The home restaurant format, he adds, naturally creates the kind of warmth and familiarity he values most. “You can connect with your customers easily and welcome them in your home,” he says, “and give them the comfort of knowing that they are home and will be treated well.”
Post-COVID, and What the Pandemic Actually Taught Him
Like most restaurants around the world, Flaviano’s business was heavily affected by the pandemic. “My restaurant was also closed,” he says, “but in the meantime, I was providing takeaways and delivery service. I adapted to the new ways of providing food to people, and discovered that with restrictions, there are always new forms of service that can be provided.”
What struck him was how creative necessity became. Cloud kitchens, new delivery models, chef-at-home services – these ideas that had been peripheral suddenly moved to the center. And diners, who might previously have dismissed these formats, found themselves genuinely appreciating them.
Even during the uncertainty, he noticed customers becoming more open to new dining experiences and delivery-focused concepts. That was definitely a plus.
The Private Chef Life & Why It’s Not What You’d Expect

Along with operating the home restaurant in Palermo, Flaviano has built a parallel career as a private chef. He cooks for VIP families across Europe, and he thinks that the main difference between being an executive chef and a private chef comes down to human connection.
He says, “As an executive chef, I feel you do not connect with the customers. You only work and work. As a personal chef, you have to put love and emotions into your dish.”
What he misses, when he’s on the road, is the atmosphere of his own space. “I would like customers to feel the warmth of the Mexican atmosphere, the ambiance of Mexican food, and the culture.
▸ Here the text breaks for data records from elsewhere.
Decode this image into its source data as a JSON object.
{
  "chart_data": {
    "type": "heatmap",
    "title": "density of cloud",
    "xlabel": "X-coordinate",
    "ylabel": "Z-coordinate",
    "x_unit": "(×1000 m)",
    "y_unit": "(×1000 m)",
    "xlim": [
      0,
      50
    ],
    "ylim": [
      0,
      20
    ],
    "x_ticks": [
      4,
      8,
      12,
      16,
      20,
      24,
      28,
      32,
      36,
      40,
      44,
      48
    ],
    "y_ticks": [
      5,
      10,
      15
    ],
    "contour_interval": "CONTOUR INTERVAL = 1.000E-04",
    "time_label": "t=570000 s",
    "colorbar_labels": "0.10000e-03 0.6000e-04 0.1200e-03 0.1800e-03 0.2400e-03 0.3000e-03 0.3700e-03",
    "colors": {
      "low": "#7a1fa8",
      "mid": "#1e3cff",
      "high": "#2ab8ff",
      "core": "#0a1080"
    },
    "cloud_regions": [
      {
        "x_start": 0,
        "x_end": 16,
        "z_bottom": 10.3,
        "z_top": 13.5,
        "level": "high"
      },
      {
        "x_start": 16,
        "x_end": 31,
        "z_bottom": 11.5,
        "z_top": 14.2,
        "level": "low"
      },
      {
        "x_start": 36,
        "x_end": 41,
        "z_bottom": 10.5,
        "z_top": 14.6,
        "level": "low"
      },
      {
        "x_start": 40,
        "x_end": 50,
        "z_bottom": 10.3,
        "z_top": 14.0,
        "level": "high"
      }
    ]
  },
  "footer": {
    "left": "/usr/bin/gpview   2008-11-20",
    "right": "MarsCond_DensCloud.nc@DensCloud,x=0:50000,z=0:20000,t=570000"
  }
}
Now I think the restaurant can be obsolete, and you need to offer something different, which is more than food.”
That is exactly why the home restaurant model appeals to him, “which can maybe give you just one kind of menu but can also give you the feeling of home, a feeling like you’re going out visiting a friend.”
That, in the end, is probably the clearest expression of what Flaviano Sforza actually values the most. He wants his guests to feel that someone, on the other side of the kitchen door, actually wanted them there.